“A existência de um inimigo, sobre o qual se pode descarregar todas as nossas maldades, constitui um alívio para a consciência. Pode-se dizer quem é o demônio causador das perturbações. Pode-se ter certeza que o causador do desastre se localiza no exterior e não na própria atitude.” (JUNG)
O reconhecimento do mal em si mesmo é um grande passo para uma consciência mais ampliada sobre quem de fato somos na integralidade, enquanto seres humanos. A afirmação de Jung nos faz refletir sobre como lidamos com aqueles aspectos que julgamos inaceitáveis e, por vezes, relegamos à sombra.
Vamos refletir sobre nossos tempos, e como a maldade tem se manifestado, tanto nas relações pessoais quanto no âmbito social. Você já deve ter visto inúmeros filmes medievais que contextualizam a manifestação da maldade em praça pública, quando aquele que tem voz e poder de discurso induz as massas a vociferarem exclamações de ódio contra bruxas, hereges, àquele que está exposto para ser queimado, enforcado, decapitado, em um ritual que mais parece a catarse do ódio, na certeza de que a eliminação do outro será enfim um alívio para a própria consciência.
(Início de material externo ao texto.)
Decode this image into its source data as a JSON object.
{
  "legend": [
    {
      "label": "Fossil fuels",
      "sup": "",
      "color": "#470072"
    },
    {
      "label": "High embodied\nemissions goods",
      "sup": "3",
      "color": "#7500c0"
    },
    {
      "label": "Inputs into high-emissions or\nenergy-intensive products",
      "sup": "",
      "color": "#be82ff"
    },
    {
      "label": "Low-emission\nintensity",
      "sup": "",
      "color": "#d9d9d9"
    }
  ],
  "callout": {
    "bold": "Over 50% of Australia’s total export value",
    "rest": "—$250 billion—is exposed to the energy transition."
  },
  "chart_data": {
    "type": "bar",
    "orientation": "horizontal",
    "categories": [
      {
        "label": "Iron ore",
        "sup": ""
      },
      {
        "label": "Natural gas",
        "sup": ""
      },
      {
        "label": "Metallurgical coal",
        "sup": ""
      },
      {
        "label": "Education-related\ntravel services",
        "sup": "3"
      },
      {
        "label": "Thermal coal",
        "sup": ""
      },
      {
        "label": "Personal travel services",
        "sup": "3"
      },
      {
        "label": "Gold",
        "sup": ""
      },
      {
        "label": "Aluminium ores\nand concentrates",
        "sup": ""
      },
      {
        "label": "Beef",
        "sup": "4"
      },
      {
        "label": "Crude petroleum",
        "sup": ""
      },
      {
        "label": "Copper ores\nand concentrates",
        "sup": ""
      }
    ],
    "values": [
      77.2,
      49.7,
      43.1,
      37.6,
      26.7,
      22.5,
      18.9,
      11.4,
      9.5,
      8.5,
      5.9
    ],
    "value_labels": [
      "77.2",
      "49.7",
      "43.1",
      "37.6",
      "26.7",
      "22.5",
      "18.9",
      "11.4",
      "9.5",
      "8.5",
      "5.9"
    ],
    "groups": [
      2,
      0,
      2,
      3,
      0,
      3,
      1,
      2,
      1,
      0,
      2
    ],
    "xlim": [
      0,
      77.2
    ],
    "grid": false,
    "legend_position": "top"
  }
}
No cenário contemporâneo, percebemos que os sentimentos e desejos humanos permanecem os mesmos. Com relação ao que consideramos impróprio, e nos descaracteriza como “bons”, podemos projetar com todas as forças no inimigo, e liberar a nossa maldade com absolvição social, pois no atual contexto o inimigo passa a ser aquele que diverge das minhas opiniões, posição política, visão de mundo etc., levando as massas a se dividirem em grupos polarizados. Logo, posso descarregar a maldade em direção ao inimigo com aprovação de grupos ideológicos e certo fanatismo.
No âmbito dos relacionamentos pessoais, procuramos de “quem” é a culpa pelos nossos desastres, nos colocando em um papel de vítima, e não nos responsabilizando por quaisquer ações que possam ter nos levado a uma situação desfavorável. Podemos até metaforizar tal atitude comparando-a a infância da consciência.
Na infância da consciência, estamos menos individualizados e, por consequência, mais suscetíveis às influências coletivas. Não é por acaso que os líderes, aqueles que têm poder de persuadir as massas, devem ser dignos de inspirar valores elevados, que conduzam ao bem da coletividade.
Quanto ao reconhecimento da maldade, se faz necessário que os indivíduos estejam abertos ao autoconhecimento, levando-os ao amadurecimento da consciência. Dessa forma, nossas atitudes em relação aos outros passam a ser menos projetivas e com mais presença de espírito.